October 19, 2021

Federal Reserve survey: Agriculture conditions remain stable

CHICAGO — Economic growth downshifted slightly to a moderate pace in early July through August and reports in the agriculture sector were mixed, but on balance positive across Federal Reserve districts in the Corn Belt.

The Federal Reserve’s Beige Book summarizing the economic conditions was released Sept. 8. This document summarizes comments received from contacts outside the Federal Reserve System collected from bank and branch directors, plus interviews and online questionnaires completed by businesses, community organizations, economists, market experts and other sources.

This report was prepared at the Federal Reserve Bank of New York based on information collected on or before Aug. 30. Here are the agriculture-related comments from the Corn Belt.

Chicago

“Economic activity in the Federal Reserve Bank’s 7th District increased moderately in July and early August and contacts expected growth to continue at that pace in the coming months,” the report stated.

Although most agriculture prices were higher than a year ago, farm incomes were expected to be down in 2021 with the end of pandemic-related government support payments.

Cattle and egg prices increased during the reporting period. Milk producers faced lower margins as transportation costs rose and output prices mostly moved sideways. Contacts hoped reopening schools would boost bottled milk demand.

Hog, corn and soybean prices retreated from their recent highs. Relatively tight supplies of crops helped support corn and soybean prices. District corn and soybean harvests were expected to be near record levels, though parts of the region still faced a drought.

Concerns grew that strained logistics would lead to shortages of parts for farm equipment during harvest and clog the movement of crops to markets. Farmland values kept climbing.

The Chicago district includes the northern two-thirds of Illinois and Indiana and all of Iowa, Wisconsin and Michigan.

St. Louis

Agriculture conditions in the 8th District have remained unchanged from the previous report. Relative to early July, the percentage of corn and soybeans rated fair or better has decreased slightly while the percentage of rice increased slightly and cotton experienced no change.

Contacts indicated that both non-labor and labor costs have increased, but income is up, as well. One contact noted the drought in South America has raised grain prices. They also noted COVID-related shortages of maintenance parts.

The St. Louis Federal Reserve District includes the southern parts of Illinois and Indiana and eastern half of Missouri, as well as parts of Tennessee, Arkansas, Kentucky and Mississippi.

Minneapolis

While extreme drought conditions were taking a toll in many areas, 9th District agricultural producers continued to benefit from strong commodity prices.

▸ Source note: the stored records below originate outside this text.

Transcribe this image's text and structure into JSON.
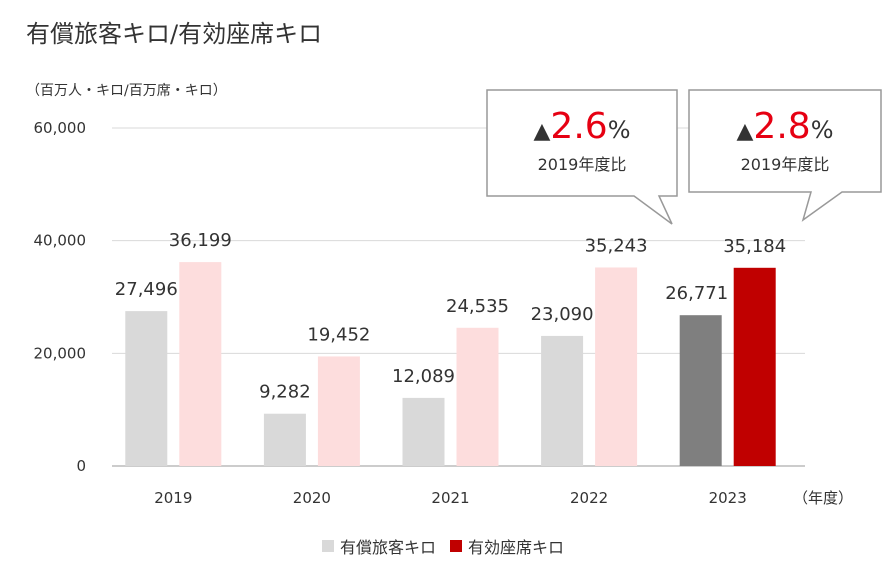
{
  "chart_data": {
    "type": "bar",
    "title": "有償旅客キロ/有効座席キロ",
    "unit_label": "（百万人・キロ/百万席・キロ）",
    "x_unit_label": "（年度）",
    "categories": [
      "2019",
      "2020",
      "2021",
      "2022",
      "2023"
    ],
    "series": [
      {
        "name": "有償旅客キロ",
        "values": [
          27496,
          9282,
          12089,
          23090,
          26771
        ],
        "value_labels": [
          "27,496",
          "9,282",
          "12,089",
          "23,090",
          "26,771"
        ]
      },
      {
        "name": "有効座席キロ",
        "values": [
          36199,
          19452,
          24535,
          35243,
          35184
        ],
        "value_labels": [
          "36,199",
          "19,452",
          "24,535",
          "35,243",
          "35,184"
        ]
      }
    ],
    "yticks": [
      0,
      20000,
      40000,
      60000
    ],
    "ytick_labels": [
      "0",
      "20,000",
      "40,000",
      "60,000"
    ],
    "ylim": [
      0,
      60000
    ],
    "grid": true,
    "legend": "bottom-center",
    "colors": {
      "pax_past": "#d9d9d9",
      "seat_past": "#fddddd",
      "pax_highlight": "#7f7f7f",
      "seat_highlight": "#c00000",
      "callout_red": "#e60012",
      "grid": "#d9d9d9"
    },
    "callouts": [
      {
        "category": "2022",
        "triangle": "▲",
        "value": "2.6",
        "percent": "%",
        "sub": "2019年度比"
      },
      {
        "category": "2023",
        "triangle": "▲",
        "value": "2.8",
        "percent": "%",
        "sub": "2019年度比"
      }
    ]
  }
}
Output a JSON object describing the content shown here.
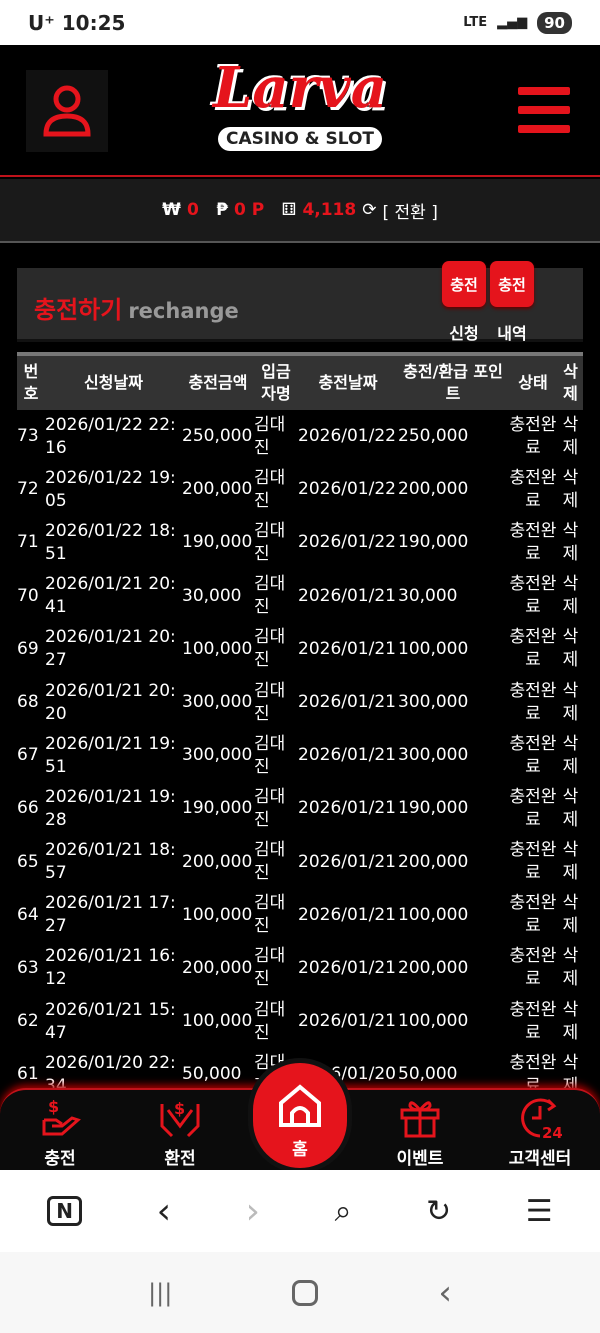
{
  "status_bar": {
    "carrier": "U⁺",
    "time": "10:25",
    "network": "LTE",
    "battery": "90"
  },
  "header": {
    "logo_text": "Larva",
    "logo_sub": "CASINO & SLOT",
    "user_icon": "user-icon",
    "menu_icon": "hamburger-icon"
  },
  "balance": {
    "won_symbol": "₩",
    "won": "0",
    "point_symbol": "₱",
    "points": "0 P",
    "chip_value": "4,118",
    "convert_label": "[ 전환 ]"
  },
  "panel": {
    "title": "충전하기",
    "subtitle": "rechange",
    "buttons": [
      {
        "label": "충전",
        "caption": "신청"
      },
      {
        "label": "충전",
        "caption": "내역"
      }
    ]
  },
  "table": {
    "headers": [
      "번호",
      "신청날짜",
      "충전금액",
      "입금자명",
      "충전날짜",
      "충전/환급 포인트",
      "상태",
      "삭제"
    ],
    "rows": [
      [
        "73",
        "2026/01/22 22:16",
        "250,000",
        "김대진",
        "2026/01/22",
        "250,000",
        "충전완료",
        "삭제"
      ],
      [
        "72",
        "2026/01/22 19:05",
        "200,000",
        "김대진",
        "2026/01/22",
        "200,000",
        "충전완료",
        "삭제"
      ],
      [
        "71",
        "2026/01/22 18:51",
        "190,000",
        "김대진",
        "2026/01/22",
        "190,000",
        "충전완료",
        "삭제"
      ],
      [
        "70",
        "2026/01/21 20:41",
        "30,000",
        "김대진",
        "2026/01/21",
        "30,000",
        "충전완료",
        "삭제"
      ],
      [
        "69",
        "2026/01/21 20:27",
        "100,000",
        "김대진",
        "2026/01/21",
        "100,000",
        "충전완료",
        "삭제"
      ],
      [
        "68",
        "2026/01/21 20:20",
        "300,000",
        "김대진",
        "2026/01/21",
        "300,000",
        "충전완료",
        "삭제"
      ],
      [
        "67",
        "2026/01/21 19:51",
        "300,000",
        "김대진",
        "2026/01/21",
        "300,000",
        "충전완료",
        "삭제"
      ],
      [
        "66",
        "2026/01/21 19:28",
        "190,000",
        "김대진",
        "2026/01/21",
        "190,000",
        "충전완료",
        "삭제"
      ],
      [
        "65",
        "2026/01/21 18:57",
        "200,000",
        "김대진",
        "2026/01/21",
        "200,000",
        "충전완료",
        "삭제"
      ],
      [
        "64",
        "2026/01/21 17:27",
        "100,000",
        "김대진",
        "2026/01/21",
        "100,000",
        "충전완료",
        "삭제"
      ],
      [
        "63",
        "2026/01/21 16:12",
        "200,000",
        "김대진",
        "2026/01/21",
        "200,000",
        "충전완료",
        "삭제"
      ],
      [
        "62",
        "2026/01/21 15:47",
        "100,000",
        "김대진",
        "2026/01/21",
        "100,000",
        "충전완료",
        "삭제"
      ],
      [
        "61",
        "2026/01/20 22:34",
        "50,000",
        "김대진",
        "2026/01/20",
        "50,000",
        "충전완료",
        "삭제"
      ]
    ]
  },
  "bottom_nav": [
    {
      "label": "충전",
      "icon": "hand-money-icon"
    },
    {
      "label": "환전",
      "icon": "hands-money-icon"
    },
    {
      "label": "홈",
      "icon": "home-icon"
    },
    {
      "label": "이벤트",
      "icon": "gift-icon"
    },
    {
      "label": "고객센터",
      "icon": "clock-24-icon"
    }
  ],
  "colors": {
    "accent": "#e5141c",
    "background": "#000000"
  }
}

Agricultural bankers indicated broadly increased farm income and spending in the second quarter, with a positive, but more moderate outlook for the third quarter.

However, livestock and dairy producers were suffering from the drought’s impact on hay availability and pasture conditions, while corn and soybean crop conditions were deteriorating.

The Minneapolis-based district includes all of Minnesota, the Dakotas and Montana, northwestern Wisconsin and all of Michigan’s Upper Peninsula.

Kansas City

In the 10th District agricultural economy, farm income and credit conditions continued to improve despite weakness in the cattle industry and severe drought in some areas.

Crop and hog prices remained at multi-year highs, and corn and soybean conditions were slightly better than the national average in most district states through early August. However, profit opportunities for cattle producers remained limited.

Contacts in the meat packing industry also reported that tight labor markets were slightly constraining production capacity at some facilities.

As a result of widespread drought, over 60% of pasture and range land in Wyoming was in poor or very poor condition as of early August, compared with about 30% in Colorado and New Mexico and 20% or less in all other states.

The Kansas City district includes the western part of Missouri, Kansas, Nebraska, Oklahoma, Wyoming, Colorado and the northern New Mexico.